Oil options volatility rose for the first time in a week as futures sank on concern U.S. lawmakers will fail to reach a budget deal after House Republican leaders scrapped a plan for higher taxes on top earners.
Implied volatility for at-the-money options expiring in February, a measure of expected price swings in futures and a gauge of options price, jumped to 25.02 percent at 3:20 p.m. on the New York Mercantile Exchange from 23.62 percent yesterday.
Crude oil for February delivery fell $1.47 to settle at $88.66 a barrel on the New York Mercantile Exchange, the biggest drop since Dec. 6. Futures sank from a two-month high after House Speaker John Boehner canceled a planned vote to allow higher tax rates on annual income above $1 million.
More than $600 billion per year in U.S. spending cuts and tax increases are set to start in January unless an agreement is reached. House members and senators won’t vote on the end-of- year budget issues until after Christmas, giving them less than a week to reach agreement to avert a budget crisis.

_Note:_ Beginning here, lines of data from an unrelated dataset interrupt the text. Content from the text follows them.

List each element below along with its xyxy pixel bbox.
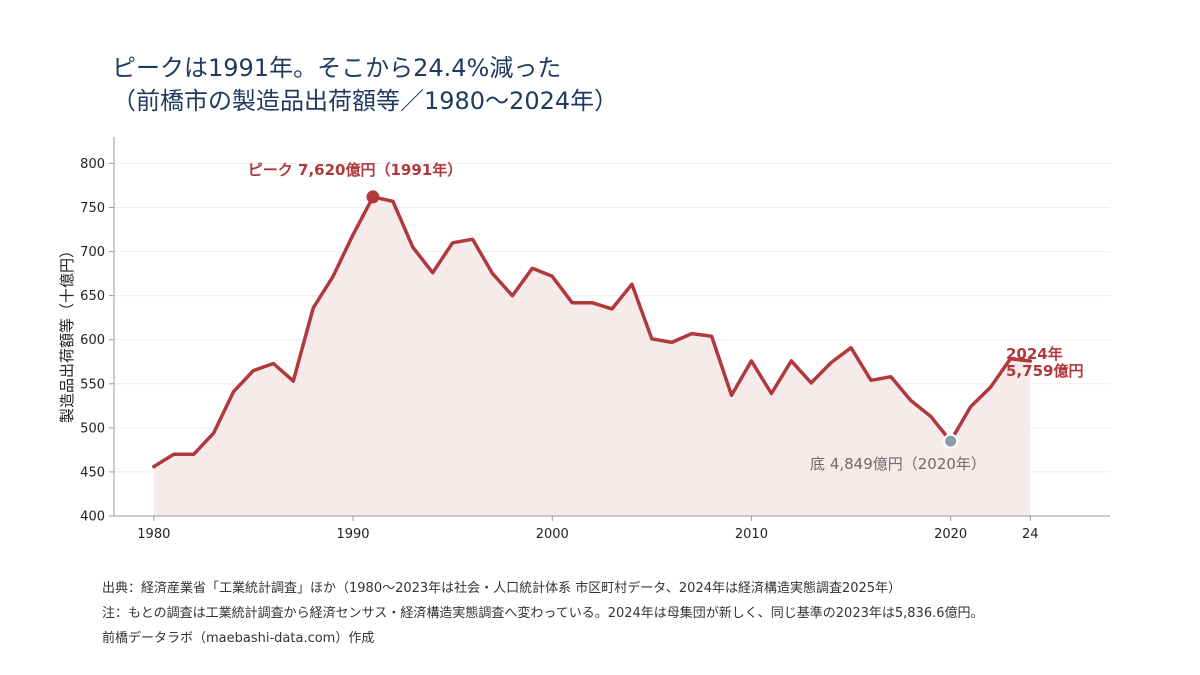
credit-note: 前橋データラボ（maebashi-data.com）作成	[102, 631, 375, 646]
y-tick-label: 600	[80, 333, 105, 348]
x-tick-label: 2000	[536, 527, 569, 542]
y-tick-label: 650	[80, 289, 105, 304]
y-axis-label: 製造品出荷額等（十億円）	[58, 243, 76, 423]
y-tick-label: 800	[80, 157, 105, 172]
chart-title-line2: （前橋市の製造品出荷額等／1980〜2024年）	[112, 87, 619, 115]
y-tick-label: 400	[80, 510, 105, 525]
peak-marker	[366, 190, 380, 204]
area-fill	[153, 196, 1031, 516]
trough-marker	[943, 433, 959, 449]
chart-title-line1: ピークは1991年。そこから24.4%減った	[112, 54, 562, 82]
y-tick-label: 550	[80, 377, 105, 392]
chart-footer: 出典：経済産業省「工業統計調査」ほか（1980〜2023年は社会・人口統計体系 …	[102, 576, 984, 651]
tick-labels: 400 450 500 550 600 650 700 750 800 1980 1990 2000 2…	[80, 157, 1038, 542]
y-tick-label: 750	[80, 201, 105, 216]
line-chart: 400 450 500 550 600 650 700 750 800 1980 1990 2000 2…	[58, 137, 1110, 542]
x-tick-label: 2010	[735, 527, 768, 542]
source-note: 出典：経済産業省「工業統計調査」ほか（1980〜2023年は社会・人口統計体系 …	[102, 581, 902, 596]
x-tick-label: 1990	[336, 527, 369, 542]
trough-annotation: 底 4,849億円（2020年）	[810, 455, 986, 473]
y-tick-label: 450	[80, 465, 105, 480]
peak-annotation: ピーク 7,620億円（1991年）	[248, 161, 462, 179]
y-tick-label: 500	[80, 421, 105, 436]
methodology-note: 注：もとの調査は工業統計調査から経済センサス・経済構造実態調査へ変わっている。2…	[102, 606, 984, 621]
x-tick-label: 24	[1022, 527, 1039, 542]
axes	[109, 137, 1110, 521]
x-tick-label: 2020	[934, 527, 967, 542]
series-line	[152, 195, 1033, 469]
last-value-annotation: 5,759億円	[1006, 362, 1083, 380]
last-year-annotation: 2024年	[1006, 345, 1063, 363]
x-tick-label: 1980	[137, 527, 170, 542]
y-tick-label: 700	[80, 245, 105, 260]
chart-title: ピークは1991年。そこから24.4%減った （前橋市の製造品出荷額等／1980…	[112, 52, 618, 118]
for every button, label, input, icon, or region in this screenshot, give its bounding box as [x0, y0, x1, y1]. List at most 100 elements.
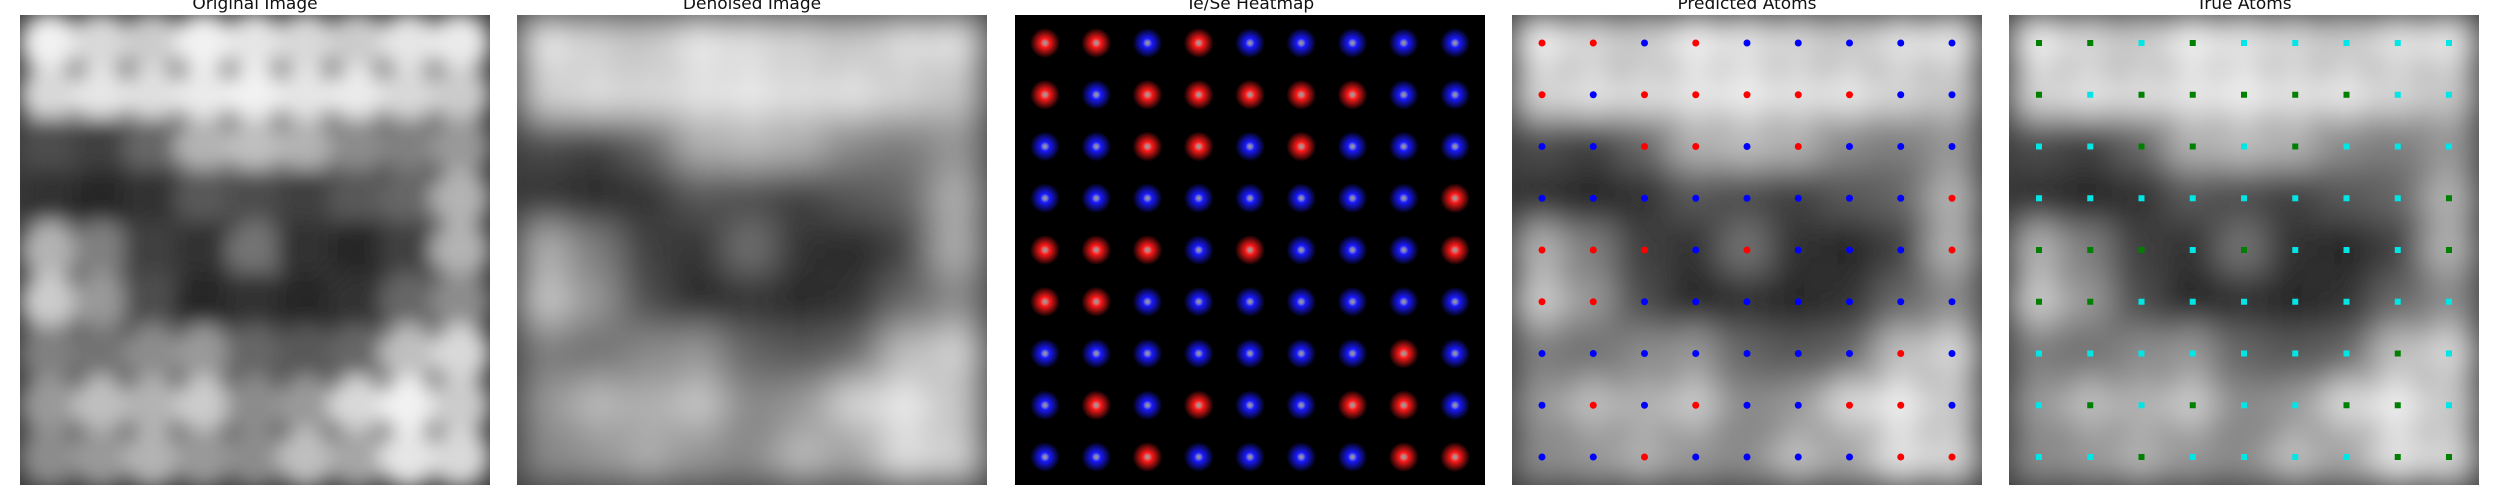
- true-atom-te: [2292, 91, 2299, 98]
- predicted-atom-se: [1846, 143, 1853, 150]
- true-atom-te: [2292, 143, 2299, 150]
- heatmap-blob-se: [1286, 28, 1317, 58]
- predicted-atom-te: [1794, 91, 1802, 99]
- predicted-atom-te: [1846, 91, 1853, 99]
- heatmap-blob-se: [1081, 442, 1112, 472]
- predicted-atom-te: [1743, 91, 1751, 99]
- heatmap-blob-se: [1132, 183, 1163, 214]
- true-atom-te: [2087, 402, 2094, 409]
- predicted-atom-te: [1538, 298, 1546, 306]
- true-atom-se: [2394, 40, 2401, 46]
- true-atom-te: [2446, 454, 2452, 460]
- true-atom-se: [2036, 143, 2042, 150]
- predicted-atom-te: [1589, 39, 1597, 47]
- panel-title-original: Original Image: [192, 0, 318, 14]
- predicted-atom-te: [1897, 350, 1905, 357]
- true-atom-te: [2036, 91, 2042, 98]
- heatmap-blob-se: [1286, 183, 1317, 214]
- panel-true: True Atoms: [2009, 0, 2479, 500]
- true-atom-se: [2036, 402, 2042, 409]
- heatmap-blob-se: [1030, 131, 1060, 162]
- predicted-atom-se: [1692, 350, 1700, 357]
- predicted-atom-se: [1743, 401, 1751, 409]
- predicted-atom-se: [1794, 298, 1802, 306]
- heatmap-blob-te: [1132, 131, 1163, 162]
- predicted-atom-se: [1897, 91, 1905, 99]
- predicted-atom-te: [1641, 453, 1648, 461]
- heatmap-blob-se: [1286, 286, 1317, 317]
- heatmap-blob-se: [1081, 338, 1112, 369]
- predicted-atom-se: [1743, 453, 1751, 461]
- panel-title-denoised: Denoised Image: [682, 0, 822, 14]
- heatmap-blob-se: [1337, 28, 1368, 58]
- predicted-atom-se: [1692, 298, 1700, 306]
- true-atom-se: [2292, 350, 2299, 357]
- heatmap-blob-se: [1183, 338, 1214, 369]
- original-image: [20, 15, 490, 485]
- predicted-atom-se: [1897, 298, 1905, 306]
- true-atom-se: [2343, 454, 2350, 460]
- true-atom-se: [2394, 298, 2401, 305]
- true-atom-te: [2394, 350, 2401, 357]
- true-atom-te: [2087, 40, 2094, 46]
- true-atom-se: [2241, 402, 2247, 409]
- predicted-atom-se: [1948, 350, 1956, 357]
- true-atom-te: [2087, 247, 2094, 253]
- true-atom-te: [2189, 40, 2196, 46]
- true-atom-se: [2036, 454, 2042, 460]
- true-atom-te: [2138, 454, 2145, 460]
- true-atom-se: [2343, 40, 2350, 46]
- heatmap-blob-se: [1030, 390, 1060, 421]
- true-atom-se: [2446, 40, 2452, 46]
- predicted-atom-te: [1948, 246, 1956, 254]
- true-atom-se: [2138, 402, 2145, 409]
- heatmap-blob-te: [1081, 235, 1112, 265]
- predicted-atom-se: [1897, 194, 1905, 202]
- heatmap-blob-te: [1286, 79, 1317, 110]
- heatmap-blob-se: [1132, 338, 1163, 369]
- true-atom-se: [2394, 195, 2401, 202]
- heatmap-blob-te: [1388, 338, 1419, 369]
- true-atom-te: [2138, 91, 2145, 98]
- predicted-atom-se: [1846, 194, 1853, 202]
- heatmap-blob-se: [1337, 442, 1368, 472]
- predicted-atom-se: [1794, 194, 1802, 202]
- true-atom-te: [2138, 143, 2145, 150]
- predicted-atom-se: [1589, 143, 1597, 150]
- predicted-atom-te: [1641, 246, 1648, 254]
- panel-predicted: Predicted Atoms: [1512, 0, 1982, 500]
- heatmap-blob-te: [1235, 235, 1265, 265]
- true-atom-se: [2087, 195, 2094, 202]
- heatmap-blob-te: [1030, 286, 1060, 317]
- heatmap-blob-se: [1388, 79, 1419, 110]
- heatmap-blob-se: [1337, 131, 1368, 162]
- true-atom-se: [2343, 247, 2350, 253]
- heatmap-blob-se: [1388, 235, 1419, 265]
- heatmap-blob-te: [1030, 235, 1060, 265]
- predicted-atom-te: [1589, 246, 1597, 254]
- true-atom-se: [2189, 195, 2196, 202]
- predicted-atom-te: [1538, 91, 1546, 99]
- panel-denoised: Denoised Image: [517, 0, 987, 500]
- heatmap-blob-se: [1183, 183, 1214, 214]
- heatmap-blob-se: [1337, 338, 1368, 369]
- predicted-atom-se: [1897, 39, 1905, 47]
- true-atom-te: [2394, 402, 2401, 409]
- predicted-atom-se: [1846, 350, 1853, 357]
- heatmap-blob-te: [1440, 183, 1470, 214]
- heatmap-blob-se: [1388, 28, 1419, 58]
- true-atom-se: [2138, 195, 2145, 202]
- predicted-atom-se: [1794, 401, 1802, 409]
- predicted-atom-se: [1692, 246, 1700, 254]
- true-atom-se: [2189, 298, 2196, 305]
- heatmap-blob-te: [1132, 235, 1163, 265]
- predicted-atom-se: [1692, 453, 1700, 461]
- true-atom-te: [2138, 247, 2145, 253]
- heatmap-blob-se: [1132, 390, 1163, 421]
- predicted-atom-se: [1846, 298, 1853, 306]
- heatmap-blob-te: [1183, 131, 1214, 162]
- predicted-atom-se: [1641, 401, 1648, 409]
- heatmap-blob-se: [1235, 183, 1265, 214]
- predicted-atom-te: [1692, 91, 1700, 99]
- predicted-atom-se: [1538, 350, 1546, 357]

The most active options in electronic trading today were February $85 puts on volume of 1,981 contracts. They gained 32 cents to $1.10 a barrel at 3:36 p.m. The second-most active, with 1,743 lots exchanged, were February $78 puts, which rose 10 cents to 27 cents a barrel.
Bets that prices would fall, or puts, accounted for 58 percent of electronic trading volume.
The exchange distributes real-time data for electronic trading and releases information the next business day on open- outcry volume, where the bulk of options activity occurs. deteriorating.
In the previous session, bearish bets accounted for 57 percent of volume.
February $67 puts, which were unchanged at 2 cents a barrel, were the most active options yesterday, with 6,001 contracts changing hands. February $102 calls fell 1 cent to 11 cents a barrel on 3,433 lots.
Open interest was highest for February $105 calls with 35,729 contracts. Next were February $110 calls at 25,184 lots and March $70 puts at 23,441.